Use the quadratic formula $y=\frac{-b\pm \sqrt{b^2-4ac}}{2a}$ to find the ordered pairs.

Substitute $a=8,b=69\mathrm{and}\mathrm{c}=98$ in above formula:

$\begin{array}{rcl}y& =& \frac{-69\pm \sqrt{{69}^2-4\times 8\times 98}}{2\times 8}\\ & =& \frac{-69\pm \sqrt{4761-3136}}{16}\\ & =& \frac{-69\pm \sqrt{1625}}{16}\\ & =& \frac{-69\pm 40.3113}{16}\\ & =& -1.793\mathrm{or}-6.832\end{array}$

Substitute $\begin{array}{rcl}y& =& -1.793\end{array}$ and $-6.832$ in the equation $x=2y+5$ to find $x$ values:

$\begin{array}{rcl}x& =& 2(-1.793)+5\\ & =& -3.586+5\\ & =& 1.414\end{array}$

And,

$\begin{array}{rcl}x& =& 2(-6.832)+5\\ & =& -13.664+5\\ & =& -8.664\end{array}$

So, the ordered pairs are $(1.414,-1.793)$ and $(-8.664,-6.832)$.

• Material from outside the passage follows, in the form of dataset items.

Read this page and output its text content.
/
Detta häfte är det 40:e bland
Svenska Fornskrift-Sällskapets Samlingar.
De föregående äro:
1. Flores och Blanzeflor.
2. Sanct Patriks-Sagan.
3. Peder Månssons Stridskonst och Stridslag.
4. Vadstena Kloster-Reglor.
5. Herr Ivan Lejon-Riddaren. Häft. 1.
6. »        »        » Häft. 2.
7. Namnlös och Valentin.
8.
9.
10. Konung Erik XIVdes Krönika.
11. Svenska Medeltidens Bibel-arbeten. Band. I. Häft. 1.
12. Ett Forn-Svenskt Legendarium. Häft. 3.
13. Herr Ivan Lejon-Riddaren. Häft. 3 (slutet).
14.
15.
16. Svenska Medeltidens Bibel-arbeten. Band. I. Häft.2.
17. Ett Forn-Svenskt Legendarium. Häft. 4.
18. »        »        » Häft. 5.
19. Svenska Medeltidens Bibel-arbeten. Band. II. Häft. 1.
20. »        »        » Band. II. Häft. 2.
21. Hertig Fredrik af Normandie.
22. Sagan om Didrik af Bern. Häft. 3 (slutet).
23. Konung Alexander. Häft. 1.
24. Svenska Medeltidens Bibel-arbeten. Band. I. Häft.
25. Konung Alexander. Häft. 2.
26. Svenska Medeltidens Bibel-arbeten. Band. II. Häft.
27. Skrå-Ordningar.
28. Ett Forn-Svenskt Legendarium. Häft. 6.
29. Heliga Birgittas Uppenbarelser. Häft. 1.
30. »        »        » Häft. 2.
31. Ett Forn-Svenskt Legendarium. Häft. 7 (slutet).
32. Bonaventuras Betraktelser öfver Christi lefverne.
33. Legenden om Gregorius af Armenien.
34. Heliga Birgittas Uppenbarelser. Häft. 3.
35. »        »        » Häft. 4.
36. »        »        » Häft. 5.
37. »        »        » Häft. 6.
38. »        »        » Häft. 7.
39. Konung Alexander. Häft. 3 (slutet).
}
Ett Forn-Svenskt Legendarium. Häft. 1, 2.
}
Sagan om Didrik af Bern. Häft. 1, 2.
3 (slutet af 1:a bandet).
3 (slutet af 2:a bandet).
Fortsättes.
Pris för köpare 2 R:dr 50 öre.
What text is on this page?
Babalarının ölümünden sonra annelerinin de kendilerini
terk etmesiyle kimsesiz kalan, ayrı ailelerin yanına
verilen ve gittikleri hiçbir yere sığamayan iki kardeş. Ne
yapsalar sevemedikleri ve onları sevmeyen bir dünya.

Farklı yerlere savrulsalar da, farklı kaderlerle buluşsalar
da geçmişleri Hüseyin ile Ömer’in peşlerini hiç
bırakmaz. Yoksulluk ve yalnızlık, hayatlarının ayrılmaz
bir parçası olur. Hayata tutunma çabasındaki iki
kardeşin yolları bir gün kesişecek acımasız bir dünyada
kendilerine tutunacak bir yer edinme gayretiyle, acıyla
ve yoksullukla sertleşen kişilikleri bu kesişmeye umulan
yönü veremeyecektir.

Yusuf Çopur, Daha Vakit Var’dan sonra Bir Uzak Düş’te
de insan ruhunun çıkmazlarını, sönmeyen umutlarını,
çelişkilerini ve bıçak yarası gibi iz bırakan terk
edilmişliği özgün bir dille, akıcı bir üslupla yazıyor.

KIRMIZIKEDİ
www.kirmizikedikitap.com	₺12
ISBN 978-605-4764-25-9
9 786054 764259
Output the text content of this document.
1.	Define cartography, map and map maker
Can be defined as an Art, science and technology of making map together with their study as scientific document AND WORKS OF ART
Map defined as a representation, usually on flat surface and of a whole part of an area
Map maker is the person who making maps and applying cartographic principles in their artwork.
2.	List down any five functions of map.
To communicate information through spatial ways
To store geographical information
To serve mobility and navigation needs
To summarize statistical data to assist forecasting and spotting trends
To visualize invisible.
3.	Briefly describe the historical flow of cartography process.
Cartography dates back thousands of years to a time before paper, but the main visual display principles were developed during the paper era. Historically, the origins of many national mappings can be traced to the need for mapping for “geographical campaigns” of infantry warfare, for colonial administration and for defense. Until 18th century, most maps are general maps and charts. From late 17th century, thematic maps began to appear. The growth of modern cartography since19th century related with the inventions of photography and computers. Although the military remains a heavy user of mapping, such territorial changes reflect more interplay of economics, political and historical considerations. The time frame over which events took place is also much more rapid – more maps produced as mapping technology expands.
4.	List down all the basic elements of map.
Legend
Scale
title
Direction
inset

Hence, when satisfying the system of equations $\mathit{x}\mathbf{=}\mathbf{2}\mathit{y}\mathbf{+}\mathbf{5}$ and $\mathit{y}\mathbf{=}\mathbf{(}\mathbf{2}\mathit{x}\mathbf{-}\mathbf{3}\mathbf{)}\mathbf{(}\mathit{x}\mathbf{+}\mathbf{9}\mathbf{)}$ the number of ordered pairs $\mathbf{(}\mathit{x}\mathbf{,}\mathit{y}\mathbf{)}$ are $\mathbf{2}$.